As in every cuisine, there are staples that people turn to in time of famine and feast. Though I can’t speak for every Libyan kitchen (Libya is a huge country whose cultural nuances differ from place to place), here are a few ingredients that I have learned to keep stocked in our home.

Olive Oil and Olives

Credit to; Coleur at https://pixabay.com/photos/olive-oil-oil-food-carafe-1596639/

Food is always prepared in olive oil, and there is no fear of “too much” olive oil (to which I agree!). Olive oil, in a traditional Libyan kitchen, is generally sourced locally from the coastal and mountainous regions of the country, and is known as “green gold.” Though olive oil and olive exportation is currently banned, one can still get access to Libyan olive production within the country. Outside of the country, the best olive oil can be found in small Middle Eastern grocery stores (a lot of these ingredients can be found there) with olives coming from Turkey, Lebanon, and other North African countries.

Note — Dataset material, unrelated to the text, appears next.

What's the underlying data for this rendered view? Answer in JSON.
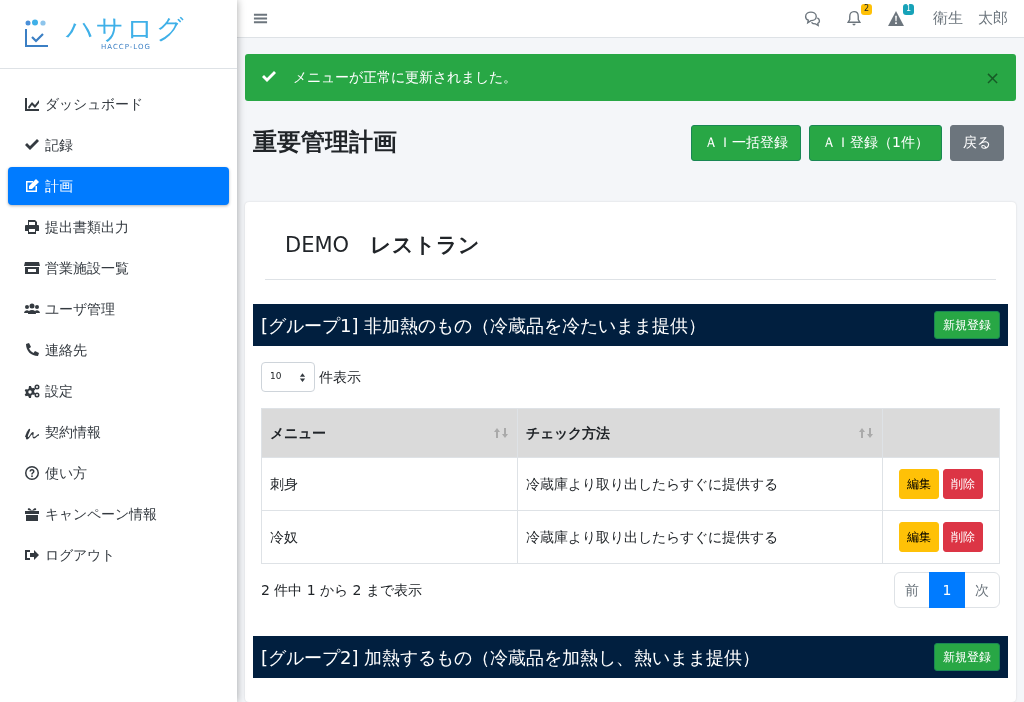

Credit to: Yulyasha at https://pixabay.com/photos/harissa-paste-cooking-spice-2946179/

There’s a running joke with my husband and I, that at every meal a small jar of harissa sits. Though I’ve got a bit spicier in my cooking with time, my own traditional Wisconsin cooking background is generally pretty benign. Harissa is a hot pepper paste made with garlic and spices such as coriander and cumin. Though in a true Libyan home, harissa would probably be freshly made, at our home, we generally buy a small tin imported from Tunisia that lasts 1-2 weeks once opened.

Onion and Garlic

Credit to: NjoyHarmony at

Onion and garlic are staples in most kitchens throughout many culinary traditions, and Libya is no exception. What is better than the smell of garlic lightly frying? Forming the base of soups, stews, and really everything savory, onion and garlic are a no-fail combination.

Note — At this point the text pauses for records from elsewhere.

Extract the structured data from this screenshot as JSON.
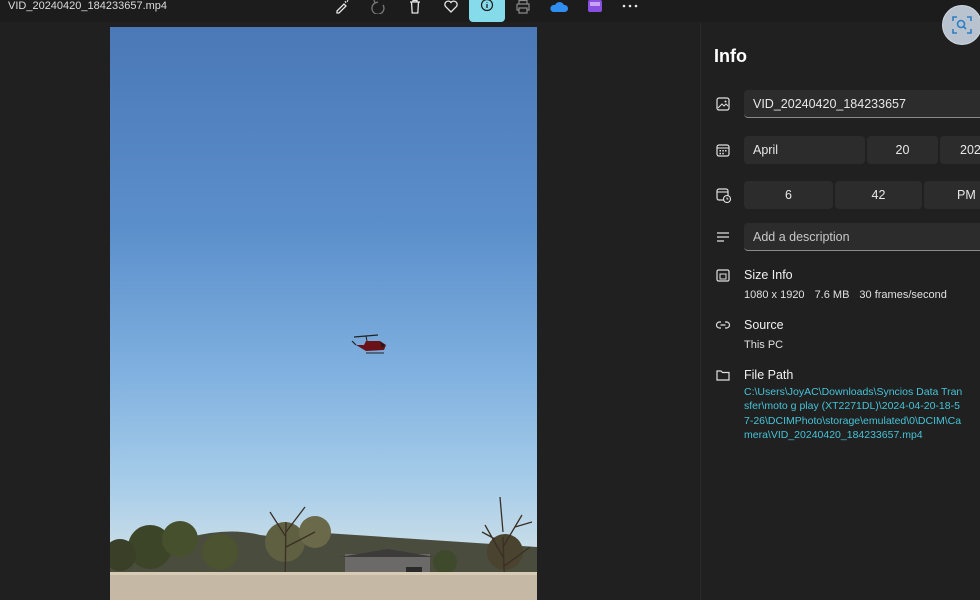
{
  "window": {
    "title": "VID_20240420_184233657.mp4"
  },
  "toolbar": {
    "icons": [
      "edit-icon",
      "rotate-icon",
      "delete-icon",
      "favorite-icon",
      "info-icon",
      "print-icon",
      "onedrive-icon",
      "clipchamp-icon",
      "more-icon"
    ],
    "active": "info-icon"
  },
  "info": {
    "title": "Info",
    "filename": "VID_20240420_184233657",
    "date": {
      "month": "April",
      "day": "20",
      "year": "202"
    },
    "time": {
      "hour": "6",
      "minute": "42",
      "period": "PM"
    },
    "description_placeholder": "Add a description",
    "size": {
      "title": "Size Info",
      "dimensions": "1080 x 1920",
      "filesize": "7.6 MB",
      "framerate": "30 frames/second"
    },
    "source": {
      "title": "Source",
      "value": "This PC"
    },
    "path": {
      "title": "File Path",
      "value": "C:\\Users\\JoyAC\\Downloads\\Syncios Data Transfer\\moto g play (XT2271DL)\\2024-04-20-18-57-26\\DCIMPhoto\\storage\\emulated\\0\\DCIM\\Camera\\VID_20240420_184233657.mp4"
    }
  },
  "colors": {
    "accent": "#86dbeb",
    "link": "#45c3d8",
    "background": "#202020"
  }
}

Credit to: lacuisinesportive at https://pixabay.com/photos/chicken-recipe-flat-grilling-3447092/

Couscous of course! For a long time we were buying these small, single serving couscous boxes that came with spices. Though I’m still game for anything quick and easy, as life as a parent has taught me, the price of each one of those boxes is too much to be spending on a regular basis. Instead, I look for the “ethnic” section in the grocery store, and buy a larger, unflavored couscous box, good for about five meals for a family of three.

Coffee and Tea

Credit to: tsrapp at https://pixabay.com/photos/africa-orient-shisha-tee-1280893/

Like most Arabic countries, Libyans are no exception when it comes to loving coffee and tea. In fact, because of the Italian influence in Libyan cuisine, they may love coffee even more! Whether it is a true Arabic coffee, short and strong, or a black tea, there is no wrong time for coffee or tea. I will highlight this at a later point, but true Libyan tea is a distinct treat. Boiled and made frothy by a technique that passes the hot liquid from one cup to the next, the tea actually has nuts floating in it, which make for a delightfully surprising refreshment!

Tomato Paste

Credit to: MabelAmber athttps://pixabay.com/photos/vegetables-carrot-onion-tomato-tin-3475751/

Tomato paste forms the basis for so many Libyan dishes from okra stew to pasta dishes. Inexpensive (79 cents a can in the US), small, and potent, tomato paste is a wonderfully enriching tool to have in your kitchen. I actually never cooked with it before being married to my husband, but now I am hooked! Add quick flavor with this trusty friend.